Its second tool is Censum, which detects problems such as memory leaks and application pauses. It takes log files from the complex Java (JVM) garbage collection sub-system to help users determine why that’s happening. jClarity offers Censum as a SaaS option or local deployment.
Containers have had a huge impact on the company, Verberg said.
“Java always assumed it was running effectively on a bare-metal box, on the actual physical device, or at the very least a hypervisor of some sort from VMware or something of that sort,” he said.
JClarity’s software uses an agent on each host to gather information from the operating system and Java itself to perform root-cause analysis of problems. For containers, it attaches to the outside — Java provides a mechanism for that, he said.
“Container purists say you should have only one process per container, which means there’s no room for us. We had to change our deployment strategy for those customers,” he said. “As far as the user is concerned, our software is simply part of their application.
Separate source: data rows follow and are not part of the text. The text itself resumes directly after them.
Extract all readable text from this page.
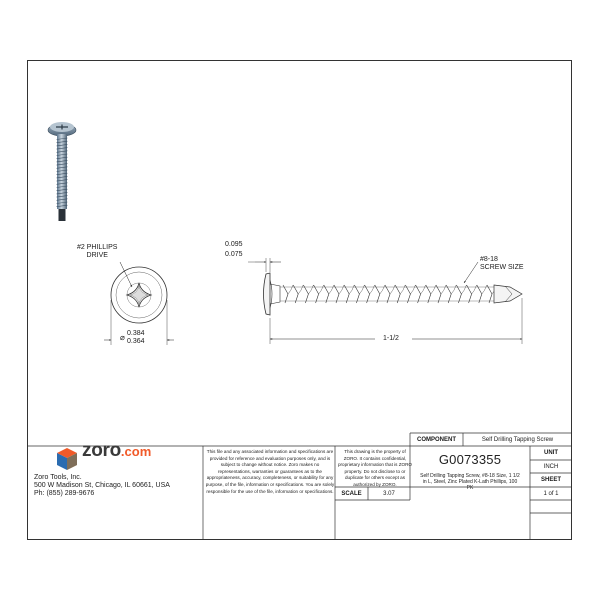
#2 PHILLIPS
DRIVE
⌀ 0.384
0.364
0.095
0.075
#8-18
SCREW SIZE
1-1/2
zoro .com
Zoro Tools, Inc.
500 W Madison St, Chicago, IL 60661, USA
Ph: (855) 289-9676
This file and any associated information and specifications are provided for reference and evaluation purposes only, and is subject to change without notice. Zoro makes no representations, warranties or guarantees as to the appropriateness, accuracy, completeness, or suitability for any purpose, of the file, information or specifications. You are solely responsible for the use of the file, information or specifications.
This drawing is the property of ZORO. It contains confidential, proprietary information that is ZORO property. Do not disclose to or duplicate for others except as authorized by ZORO.
COMPONENT	Self Drilling Tapping Screw
G0073355
Self Drilling Tapping Screw, #8-18 Size, 1 1/2 in L, Steel, Zinc Plated K-Lath Phillips, 100 PK
UNIT
INCH
SHEET
1 of 1
SCALE	3.07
It’s still a single process … If you’re following the purist container approach, we can deal with that.
“We also find a lot of people are taking, dare I say, a more pragmatic approach, using things like Kubernetes to allow for one other process — and usually only one other process — to attach to their application and usually for monitoring. And that’s what we are: We’re a monitoring tool.”
Users can specify a service-level agreement on any aspect of their application, such as a log-in page must respond within one second, or this database transaction should return in a half second. The agent contains a copy of the machine learning engine, and it makes a decision about the root cause of the problem.
“The Java application might appear to the user to be slow, but it could be a database on that host doing a lot of writing to the hard disk, slowing the entire machine down and affecting the application. It’s these kinds of hidden relationships our algorithm is very good at picking up,” he said. When a problem is detected it sends the user a plain English report and recommended next steps.
It sends out an email, urging the user to go to a dashboard. Integrations with other tools, such as Slack are in the works, Verberg said.
More Automation Coming
Verburg adopts an alter ego, The Diabolical Developer, on the Java conference circuit.— He and co-founder Ben Evans wrote the book “The Well-Grounded Java Developer,” then around 2012 set out to apply their knowledge of performance tuning. They created their London-based company with Kirk Pepperdine, whose experience was in high-performance computing, whom they knew from the conference world.
“We quickly learned it was beyond a decision matrix or simple statistics, we actually needed to use some machine learning to take the human knowledge we had and turn that into an algorithm that had any reasonable accuracy,” Verburg said.
“New Relic and AppDynamics produce all the metrics and produce amazing visuals and infographics [from them]. They’re really brilliant. We really admire what they’ve done there.
“But at the end of the day, a human still has to look at those graphs and try to correlate three or four different graphs to try to figure out the underlying problem. We go one step further: We go through all that data and tell them, ‘Your problem is right here,’” he said, adding that it then it recommends exactly what needs to be done — such as which line of code — to fix it.
So far, users have to manually go do that, but the company’s roadmap is to automate those fixes.
“We know that’s an educational piece, because users don’t necessarily trust an automated system,” he said.
“We’ll probably start out with, ‘Here’s our suggestion. Here’s an apply button.’ And it will apply it for you. We think over time as the industry trusts AI more, some of these fixes can be applied automatically, as long as the user is notified, of course.”
The company is in the process of raising a seed round of funding. Its customers include the travel site Kayak and UK property portal Rightmove, both websites for whom slowness can frustrate users and cause them to lose customers.